Finding and Preserving Online Evidence
Every court conviction requires evidence to be presented. In order to be considered admissible by a court, evidence must be preserved properly to ensure that no one has altered it.
In many instances however, internet evidence is inadvertently destroyed which makes obtaining a conviction using internet forensics alone a fairly difficult task. Internet evidence is fragile and can easily become inadmissible in a court due to questions regarding it’s authenticity.
Examples of digital evidence include personal computers or laptops, mobile phones- especially smartphones which usually contain GPS which can give you information concerning a person’s whereabouts, social media accounts, and digital cameras which can contain photos with metadata identifying the time and location in which the photos were taken.
Evidence that is found in an email, an online forum such as 4chan or Reddit, or within a social media platform is still subject to the same duty to preserve relevant and material information as any other type of traditional evidence or ESI (electronically stored information). However the similarities between traditional evidence and ESI end there. For instance, there are no auto-delete systems in place that will find and erase things such as fingerprints or trace evidence as there are in the digital world, you also can’t use programs such as photo editing software to doctor most traditional evidence. This creates a predicament belonging exclusively to the preservation of internet evidence.
So in a world where it has become incredibly simple for anyone with a smartphone to doctor internet evidence it is crucial to ensure that you can prove that the evidence you are presenting to the court is legitimate. How do you do that?
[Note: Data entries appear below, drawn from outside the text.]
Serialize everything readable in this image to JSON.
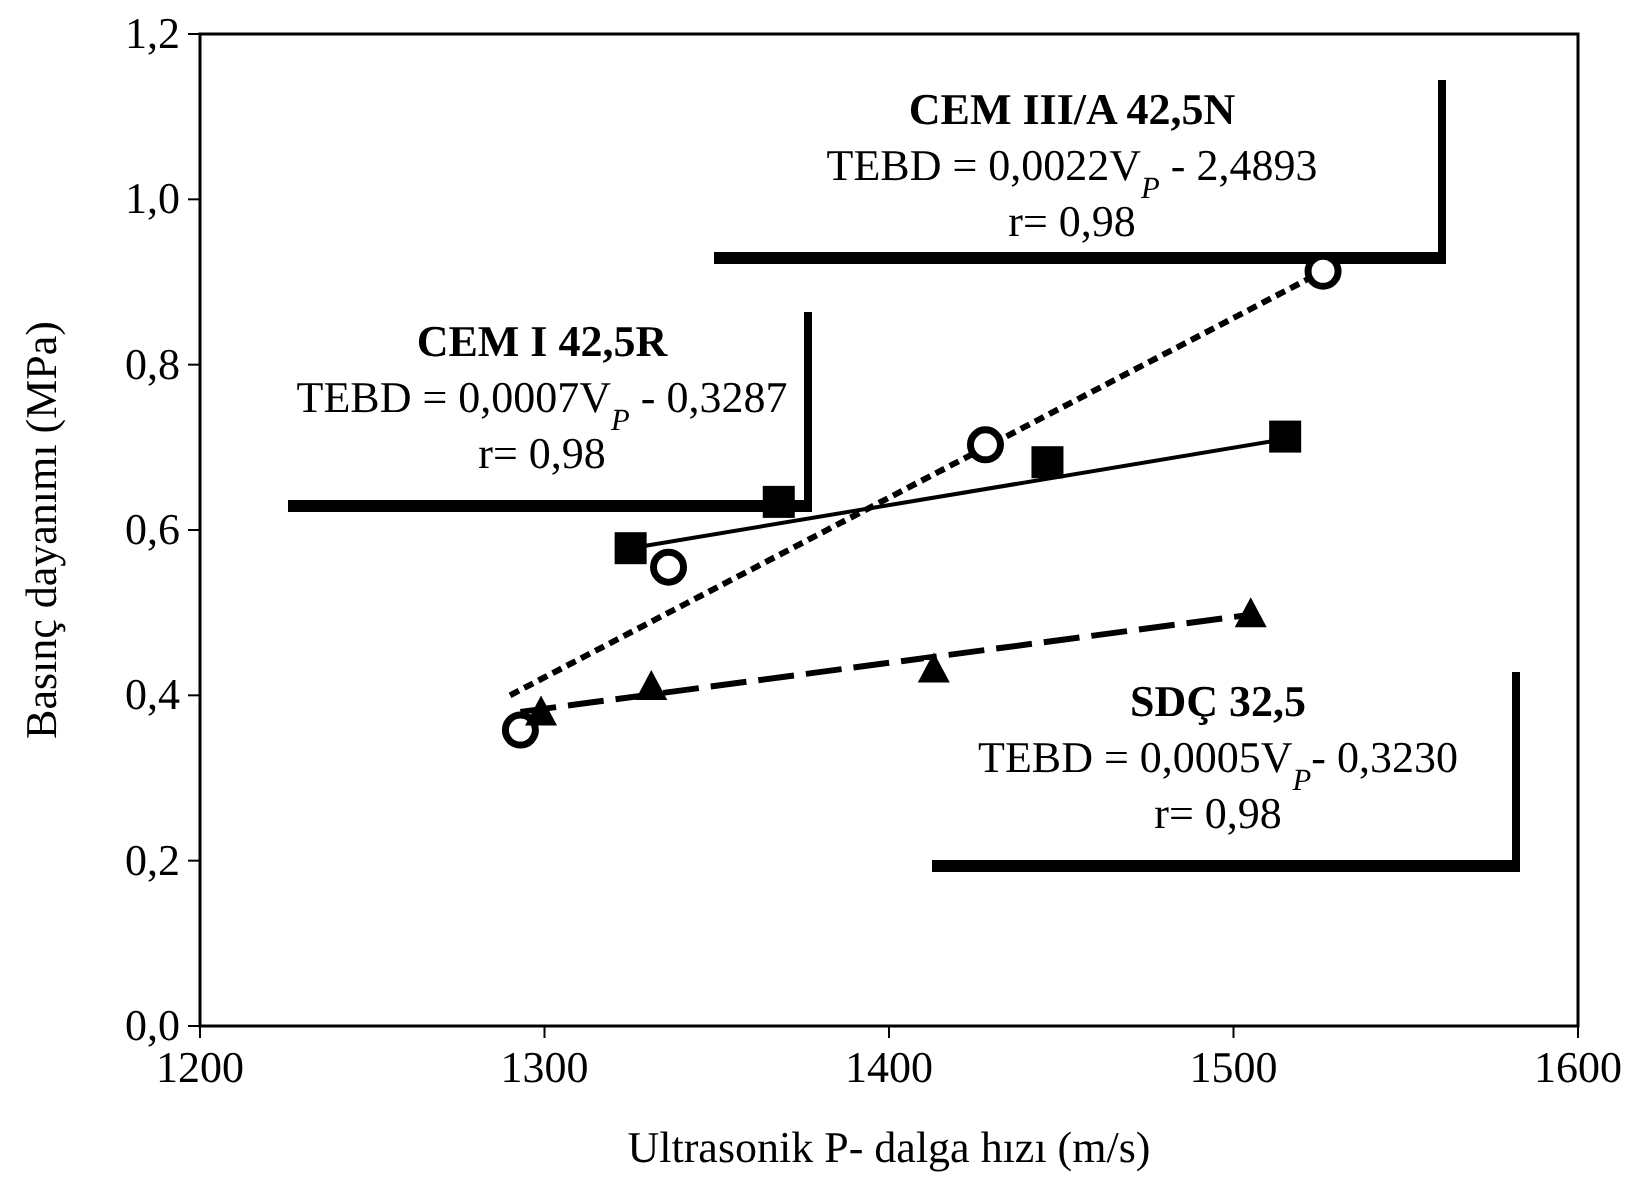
{
  "chart_data": {
    "type": "scatter",
    "xlabel": "Ultrasonik P- dalga hızı (m/s)",
    "ylabel": "Basınç dayanımı (MPa)",
    "xlim": [
      1200,
      1600
    ],
    "xticks": [
      1200,
      1300,
      1400,
      1500,
      1600
    ],
    "ylim": [
      0,
      1.2
    ],
    "yticks": [
      {
        "value": 0,
        "label": "0,0"
      },
      {
        "value": 0.2,
        "label": "0,2"
      },
      {
        "value": 0.4,
        "label": "0,4"
      },
      {
        "value": 0.6,
        "label": "0,6"
      },
      {
        "value": 0.8,
        "label": "0,8"
      },
      {
        "value": 1.0,
        "label": "1,0"
      },
      {
        "value": 1.2,
        "label": "1,2"
      }
    ],
    "grid": false,
    "annotations": [
      "CEM I 42,5R\nTEBD = 0,0007V$_{P}$ - 0,3287\nr= 0,98",
      "CEM III/A 42,5N\nTEBD = 0,0022V$_{P}$ - 2,4893\nr= 0,98",
      "SDÇ 32,5\nTEBD = 0,0005V$_{P}$- 0,3230\nr= 0,98"
    ],
    "series": [
      {
        "type": "line",
        "color": "#000000",
        "line_style": "solid",
        "x": [
          1325,
          1515
        ],
        "values": [
          0.578,
          0.71
        ]
      },
      {
        "type": "line",
        "color": "#000000",
        "line_style": "dotted",
        "x": [
          1290,
          1526
        ],
        "values": [
          0.4,
          0.913
        ]
      },
      {
        "type": "line",
        "color": "#000000",
        "line_style": "dashed",
        "x": [
          1293,
          1504
        ],
        "values": [
          0.38,
          0.497
        ]
      },
      {
        "color": "#000000",
        "marker": "square",
        "x": [
          1325,
          1368,
          1446,
          1515
        ],
        "values": [
          0.578,
          0.634,
          0.682,
          0.713
        ]
      },
      {
        "color": "#000000",
        "marker": "circle",
        "x": [
          1293,
          1336,
          1428,
          1526
        ],
        "values": [
          0.358,
          0.555,
          0.703,
          0.913
        ]
      },
      {
        "color": "#000000",
        "marker": "triangle",
        "x": [
          1299,
          1331,
          1413,
          1505
        ],
        "values": [
          0.378,
          0.409,
          0.43,
          0.497
        ]
      }
    ]
  }
}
The simplest solution is to impound the device in question IMMEDIATELY- lessening the odds that files can be deleted or edited- tweet this. Once the device is in custody it should remain off until it is examined by a trained computer forensic examiner; Computer Forensics examiners prepare chain of custody documentation and use techniques that establish that evidence that was found and duplicated is an exact, verifiable copy of the information that was originally found. Next the examiner will need to create a documented forensic image- many lawyers employ the services of programs such as WebCase or WinHTTrack- programs such as these document web content by recording keystrokes and geo-locations of IP addresses, they also allow someone to download an entire website, which can they can then save and open- showing the website exactly as it looked at any given point in time, virtually eliminating the possibility of the evidence being tampered with. It is then imperative to verify that the images that were created during this process are accurate using a process known as hash verification. According to Wikipedia hash verification is used for assuring integrity of transmitted data, and is the building block for HMACs, which provide message authentication. Once hash values are compared, if they match, the file is then considered uncorrupted and accurate.